Re: Best way to pass a map-like container to a function

From:
=?ISO-8859-1?Q?Daniel_Kr=FCgler?= <daniel.kruegler@googlemail.com>
Newsgroups:
comp.lang.c++.moderated
Date:
Thu, 30 Aug 2012 15:10:25 -0700 (PDT)
Message-ID:
<k1ogmp$rj3$1@dont-email.me>
Am 30.08.2012 22:26, schrieb Marco Guazzone:

When I write a function that expect a container like a vector or a
list as parameter, I usually write a function that accept the
first/last iterator pair (as done by STL):

template <typename It> foo(It first, It last);

But, when the container is a map (or similar), what do you use?


It certainly depends what you want to realize. There are clearly
reasonable use-cases, where the associative container can be considered
as a sequence of elements. This makes sense, because associative
containers and unordered containers also satisfy the Container requirements.

Possibile candidates:
1. Two parameters: the first/last iterator pair:
      map<...,...> m;
      foo(m.begin(), m.end())


Yes, this is IMO a very intuitive one. But you may need to explain what
foo is going to do, before we speculate on that.

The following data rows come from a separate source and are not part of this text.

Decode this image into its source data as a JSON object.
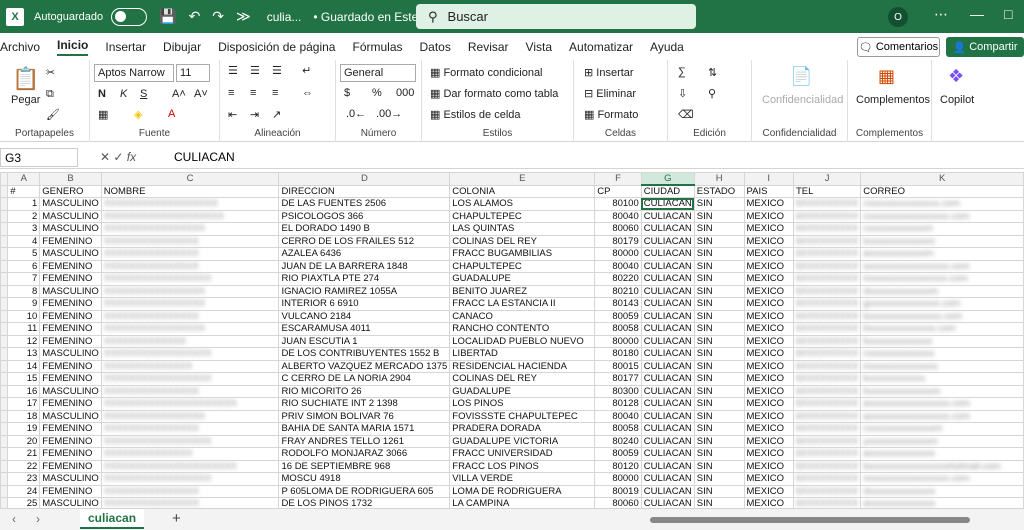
{
  "titlebar": {
    "logo": "X",
    "autosave_label": "Autoguardado",
    "file_name": "culia...",
    "saved_status": "• Guardado en Este...",
    "search_placeholder": "Buscar",
    "avatar_initial": "O"
  },
  "menu": [
    "Archivo",
    "Inicio",
    "Insertar",
    "Dibujar",
    "Disposición de página",
    "Fórmulas",
    "Datos",
    "Revisar",
    "Vista",
    "Automatizar",
    "Ayuda"
  ],
  "actions": {
    "comments": "Comentarios",
    "share": "Compartir"
  },
  "ribbon": {
    "paste": "Pegar",
    "clipboard": "Portapapeles",
    "font_name": "Aptos Narrow",
    "font_size": "11",
    "font_group": "Fuente",
    "align_group": "Alineación",
    "number_format": "General",
    "number_group": "Número",
    "cond_format": "Formato condicional",
    "table_format": "Dar formato como tabla",
    "cell_styles": "Estilos de celda",
    "styles_group": "Estilos",
    "insert": "Insertar",
    "delete": "Eliminar",
    "format": "Formato",
    "cells_group": "Celdas",
    "edit_group": "Edición",
    "confidentiality": "Confidencialidad",
    "confidentiality_group": "Confidencialidad",
    "addins": "Complementos",
    "addins_group": "Complementos",
    "copilot": "Copilot"
  },
  "formula": {
    "cell": "G3",
    "value": "CULIACAN"
  },
  "columns": [
    "A",
    "B",
    "C",
    "D",
    "E",
    "F",
    "G",
    "H",
    "I",
    "J",
    "K"
  ],
  "headers": [
    "#",
    "GENERO",
    "NOMBRE",
    "DIRECCION",
    "COLONIA",
    "CP",
    "CIUDAD",
    "ESTADO",
    "PAIS",
    "TEL",
    "CORREO"
  ],
  "rows": [
    [
      "1",
      "MASCULINO",
      "XXXXXXXXXXXXXXXXXX",
      "DE LAS FUENTES 2506",
      "LOS ALAMOS",
      "80100",
      "CULIACAN",
      "SIN",
      "MEXICO",
      "6XXXXXXXXX",
      "cxxxxxxxxxxxxxxx.com"
    ],
    [
      "2",
      "MASCULINO",
      "XXXXXXXXXXXXXXXXXXX",
      "PSICOLOGOS 366",
      "CHAPULTEPEC",
      "80040",
      "CULIACAN",
      "SIN",
      "MEXICO",
      "6XXXXXXXXX",
      "cxxxxxxxxxxxxxxxxx.com"
    ],
    [
      "3",
      "MASCULINO",
      "XXXXXXXXXXXXXXXX",
      "EL DORADO 1490 B",
      "LAS QUINTAS",
      "80060",
      "CULIACAN",
      "SIN",
      "MEXICO",
      "6XXXXXXXXX",
      "cxxxxxxxxxxxxm"
    ],
    [
      "4",
      "FEMENINO",
      "XXXXXXXXXXXXXXX",
      "CERRO DE LOS FRAILES 512",
      "COLINAS DEL REY",
      "80179",
      "CULIACAN",
      "SIN",
      "MEXICO",
      "6XXXXXXXXX",
      "lxxxxxxxxxxxxxm"
    ],
    [
      "5",
      "MASCULINO",
      "XXXXXXXXXXXXXXX",
      "AZALEA 6436",
      "FRACC BUGAMBILIAS",
      "80000",
      "CULIACAN",
      "SIN",
      "MEXICO",
      "6XXXXXXXXX",
      "axxxxxxxxxxxxm"
    ],
    [
      "6",
      "FEMENINO",
      "XXXXXXXXXXXXXXX",
      "JUAN DE LA BARRERA 1848",
      "CHAPULTEPEC",
      "80040",
      "CULIACAN",
      "SIN",
      "MEXICO",
      "6XXXXXXXXX",
      "sxxxxxxxxxxxxxxxxx.com"
    ],
    [
      "7",
      "FEMENINO",
      "XXXXXXXXXXXXXXXXX",
      "RIO PIAXTLA PTE 274",
      "GUADALUPE",
      "80220",
      "CULIACAN",
      "SIN",
      "MEXICO",
      "6XXXXXXXXX",
      "mxxxxxxxxxxxxxxxx.com"
    ],
    [
      "8",
      "MASCULINO",
      "XXXXXXXXXXXXXXXX",
      "IGNACIO RAMIREZ 1055A",
      "BENITO JUAREZ",
      "80210",
      "CULIACAN",
      "SIN",
      "MEXICO",
      "6XXXXXXXXX",
      "dxxxxxxxxxxxxxm"
    ],
    [
      "9",
      "FEMENINO",
      "XXXXXXXXXXXXXXXX",
      "INTERIOR 6 6910",
      "FRACC LA ESTANCIA II",
      "80143",
      "CULIACAN",
      "SIN",
      "MEXICO",
      "6XXXXXXXXX",
      "gxxxxxxxxxxxxxxx.com"
    ],
    [
      "10",
      "FEMENINO",
      "XXXXXXXXXXXXXXX",
      "VULCANO 2184",
      "CANACO",
      "80059",
      "CULIACAN",
      "SIN",
      "MEXICO",
      "6XXXXXXXXX",
      "lxxxxxxxxxxxxxxxx.com"
    ],
    [
      "11",
      "FEMENINO",
      "XXXXXXXXXXXXXXXX",
      "ESCARAMUSA 4011",
      "RANCHO CONTENTO",
      "80058",
      "CULIACAN",
      "SIN",
      "MEXICO",
      "6XXXXXXXXX",
      "bxxxxxxxxxxxxxx.com"
    ],
    [
      "12",
      "FEMENINO",
      "XXXXXXXXXXXXX",
      "JUAN ESCUTIA 1",
      "LOCALIDAD PUEBLO NUEVO",
      "80000",
      "CULIACAN",
      "SIN",
      "MEXICO",
      "6XXXXXXXXX",
      "fxxxxxxxxxxxxxx"
    ],
    [
      "13",
      "MASCULINO",
      "XXXXXXXXXXXXXXXXX",
      "DE LOS CONTRIBUYENTES 1552 B",
      "LIBERTAD",
      "80180",
      "CULIACAN",
      "SIN",
      "MEXICO",
      "6XXXXXXXXX",
      "cxxxxxxxxxxxxxx"
    ],
    [
      "14",
      "FEMENINO",
      "XXXXXXXXXXXXXX",
      "ALBERTO VAZQUEZ MERCADO 1375",
      "RESIDENCIAL HACIENDA",
      "80015",
      "CULIACAN",
      "SIN",
      "MEXICO",
      "6XXXXXXXXX",
      "mxxxxxxxxxxxxxx"
    ],
    [
      "15",
      "FEMENINO",
      "XXXXXXXXXXXXXXXXX",
      "C CERRO DE LA NORIA 2904",
      "COLINAS DEL REY",
      "80177",
      "CULIACAN",
      "SIN",
      "MEXICO",
      "6XXXXXXXXX",
      "kxxxxxxxxxxxx"
    ],
    [
      "16",
      "MASCULINO",
      "XXXXXXXXXXXXXXX",
      "RIO MICORITO 26",
      "GUADALUPE",
      "80300",
      "CULIACAN",
      "SIN",
      "MEXICO",
      "6XXXXXXXXX",
      "fxxxxxxxxxxxxxxm"
    ],
    [
      "17",
      "FEMENINO",
      "XXXXXXXXXXXXXXXXXXXXX",
      "RIO SUCHIATE INT 2 1398",
      "LOS PINOS",
      "80128",
      "CULIACAN",
      "SIN",
      "MEXICO",
      "6XXXXXXXXX",
      "axxxxxxxxxxxxxxxxx.com"
    ],
    [
      "18",
      "MASCULINO",
      "XXXXXXXXXXXXXXXX",
      "PRIV SIMON BOLIVAR 76",
      "FOVISSSTE CHAPULTEPEC",
      "80040",
      "CULIACAN",
      "SIN",
      "MEXICO",
      "6XXXXXXXXX",
      "axxxxxxxxxxxxxxxxx.com"
    ],
    [
      "19",
      "FEMENINO",
      "XXXXXXXXXXXXXXX",
      "BAHIA DE SANTA MARIA 1571",
      "PRADERA DORADA",
      "80058",
      "CULIACAN",
      "SIN",
      "MEXICO",
      "6XXXXXXXXX",
      "cxxxxxxxxxxxxxxm"
    ],
    [
      "20",
      "FEMENINO",
      "XXXXXXXXXXXXXXXXX",
      "FRAY ANDRES TELLO 1261",
      "GUADALUPE VICTORIA",
      "80240",
      "CULIACAN",
      "SIN",
      "MEXICO",
      "6XXXXXXXXX",
      "yxxxxxxxxxxxxxm"
    ],
    [
      "21",
      "FEMENINO",
      "XXXXXXXXXXXXXX",
      "RODOLFO MONJARAZ 3066",
      "FRACC UNIVERSIDAD",
      "80059",
      "CULIACAN",
      "SIN",
      "MEXICO",
      "6XXXXXXXXX",
      "axxxxxxxxxxxxxx"
    ],
    [
      "22",
      "FEMENINO",
      "XXXXXXXXXXXXXXXXXXXXX",
      "16 DE SEPTIEMBRE 968",
      "FRACC LOS PINOS",
      "80120",
      "CULIACAN",
      "SIN",
      "MEXICO",
      "6XXXXXXXXX",
      "bxxxxxxxxxxxxxxxxxhotmail.com"
    ],
    [
      "23",
      "MASCULINO",
      "XXXXXXXXXXXXXXXXX",
      "MOSCU 4918",
      "VILLA VERDE",
      "80000",
      "CULIACAN",
      "SIN",
      "MEXICO",
      "6XXXXXXXXX",
      "vxxxxxxxxxxxxxxxxx.com"
    ],
    [
      "24",
      "FEMENINO",
      "XXXXXXXXXXXXXXX",
      "P 605LOMA DE RODRIGUERA 605",
      "LOMA DE RODRIGUERA",
      "80019",
      "CULIACAN",
      "SIN",
      "MEXICO",
      "6XXXXXXXXX",
      "dxxxxxxxxxxxxxx"
    ],
    [
      "25",
      "MASCULINO",
      "XXXXXXXXXXXXXXX",
      "DE LOS PINOS 1732",
      "LA CAMPINA",
      "80060",
      "CULIACAN",
      "SIN",
      "MEXICO",
      "6XXXXXXXXX",
      "axxxxxxxxxxxxxx"
    ]
  ],
  "sheet": {
    "name": "culiacan",
    "add": "+"
  }
}
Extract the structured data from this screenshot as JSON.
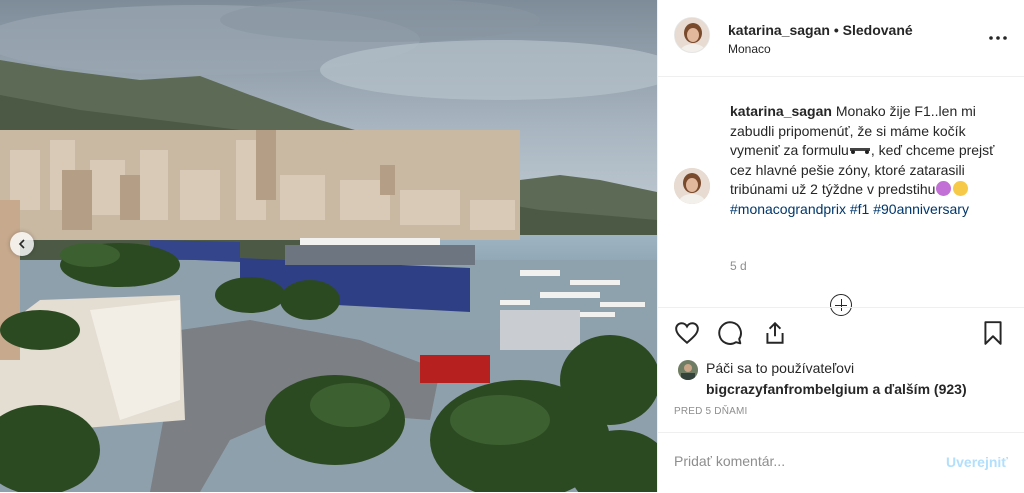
{
  "post": {
    "username": "katarina_sagan",
    "separator": "•",
    "follow_label": "Sledované",
    "location": "Monaco",
    "caption_user": "katarina_sagan",
    "caption_text_1": "Monako žije F1..len mi zabudli pripomenúť, že si máme kočík vymeniť za formulu",
    "caption_text_2": ", keď chceme prejsť cez hlavné pešie zóny, ktoré zatarasili tribúnami už 2 týždne v predstihu",
    "hashtags": [
      "#monacograndprix",
      "#f1",
      "#90anniversary"
    ],
    "age": "5 d",
    "likes_intro": "Páči sa to používateľovi",
    "liked_by": "bigcrazyfanfrombelgium",
    "likes_and": "a ďalším",
    "likes_count": "(923)",
    "timestamp": "PRED 5 DŇAMI"
  },
  "comment": {
    "placeholder": "Pridať komentár...",
    "post_label": "Uverejniť"
  },
  "icons": {
    "like": "heart-icon",
    "comment": "comment-icon",
    "share": "share-icon",
    "save": "bookmark-icon",
    "more": "more-options-icon",
    "prev": "chevron-left-icon"
  },
  "colors": {
    "text": "#262626",
    "secondary": "#8e8e8e",
    "link": "#00376b",
    "post_button": "#b2dffc",
    "border": "#efefef"
  }
}
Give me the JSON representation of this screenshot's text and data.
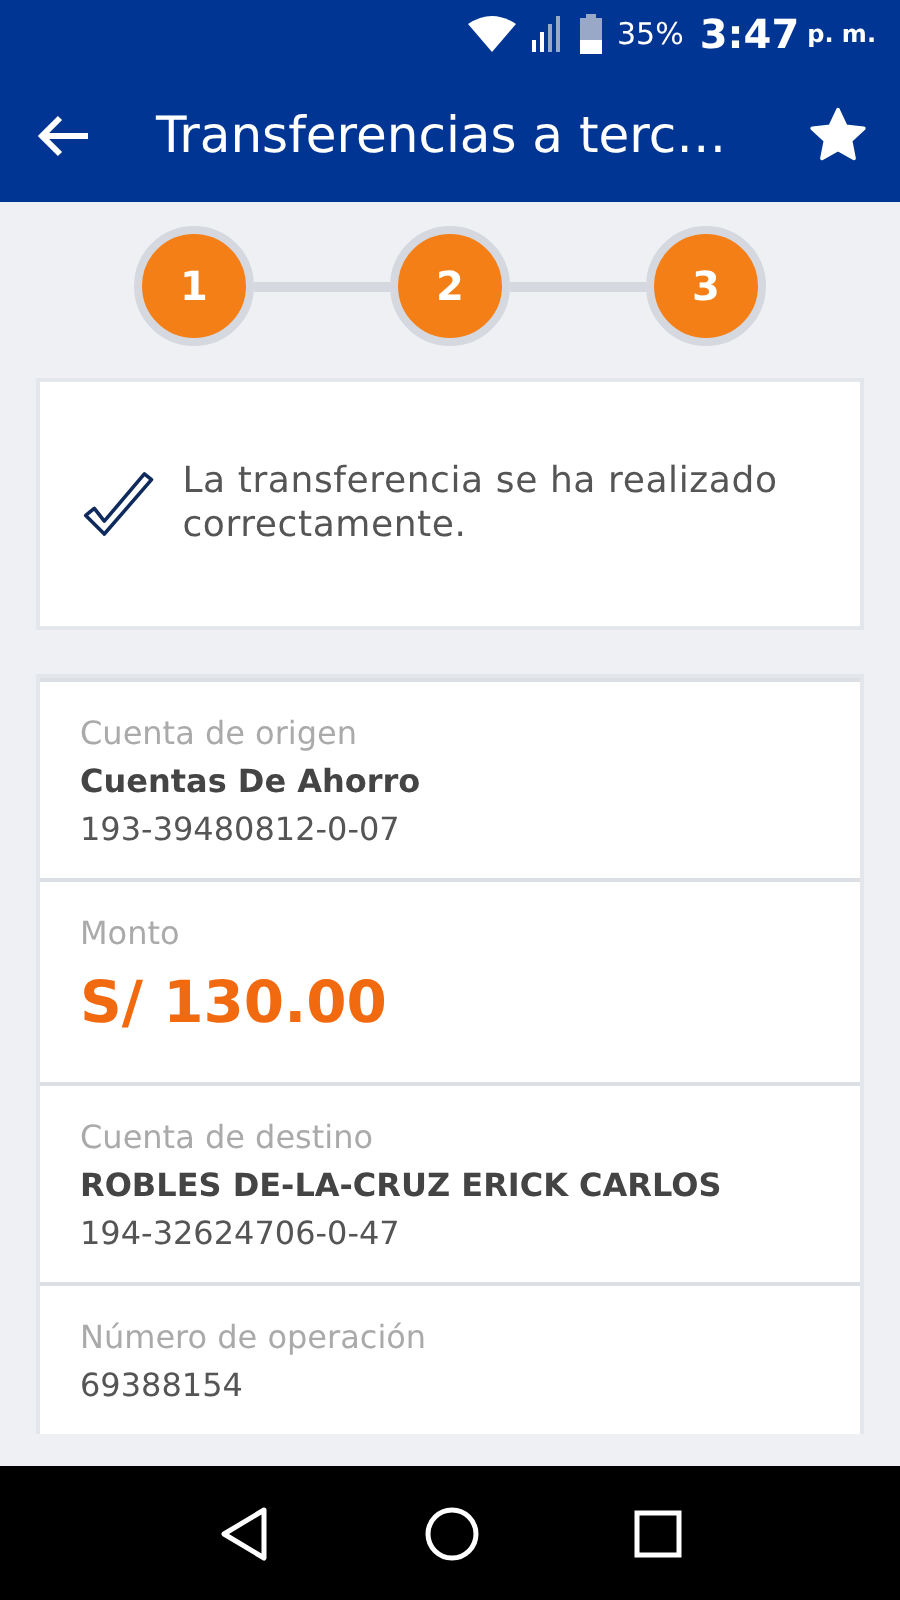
{
  "status_bar": {
    "battery": "35%",
    "time": "3:47",
    "period": "p. m."
  },
  "app_bar": {
    "title": "Transferencias a terc…"
  },
  "steps": [
    {
      "label": "1",
      "completed": true
    },
    {
      "label": "2",
      "completed": true
    },
    {
      "label": "3",
      "completed": true
    }
  ],
  "confirmation": {
    "message": "La transferencia se ha realizado correctamente."
  },
  "details": [
    {
      "kind": "account",
      "label": "Cuenta de origen",
      "primary": "Cuentas De Ahorro",
      "secondary": "193-39480812-0-07"
    },
    {
      "kind": "amount",
      "label": "Monto",
      "primary": "S/ 130.00"
    },
    {
      "kind": "account",
      "label": "Cuenta de destino",
      "primary": "ROBLES DE-LA-CRUZ ERICK CARLOS",
      "secondary": "194-32624706-0-47"
    },
    {
      "kind": "plain",
      "label": "Número de operación",
      "primary": "69388154"
    }
  ]
}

2. Four parameters: the first/last iterator pair representing the
begin/end of keys, and another first/last iterator pair representing
the values:
      map<...,...> m;
      keys = ...
      values = ...
      foo(keys.begin(), keys.end(), values.begin(), values.end())


I do'n see much value of this signature, but I certainly think that it
would be nice to have a view on std::map that solely iterates over its
keys or over its values. Java's Map interface provides these views and I
would say that these two views are quite often used.

3. A single parameter: the map
      map<...,...> m;
      foo(m)


I would consider as a different approach that accepts a range as
argument. Certainly this approach is often very useful as well, for any
container. The very advantage is that the caller has no chance to
provide a wrong combination of iterator arguments.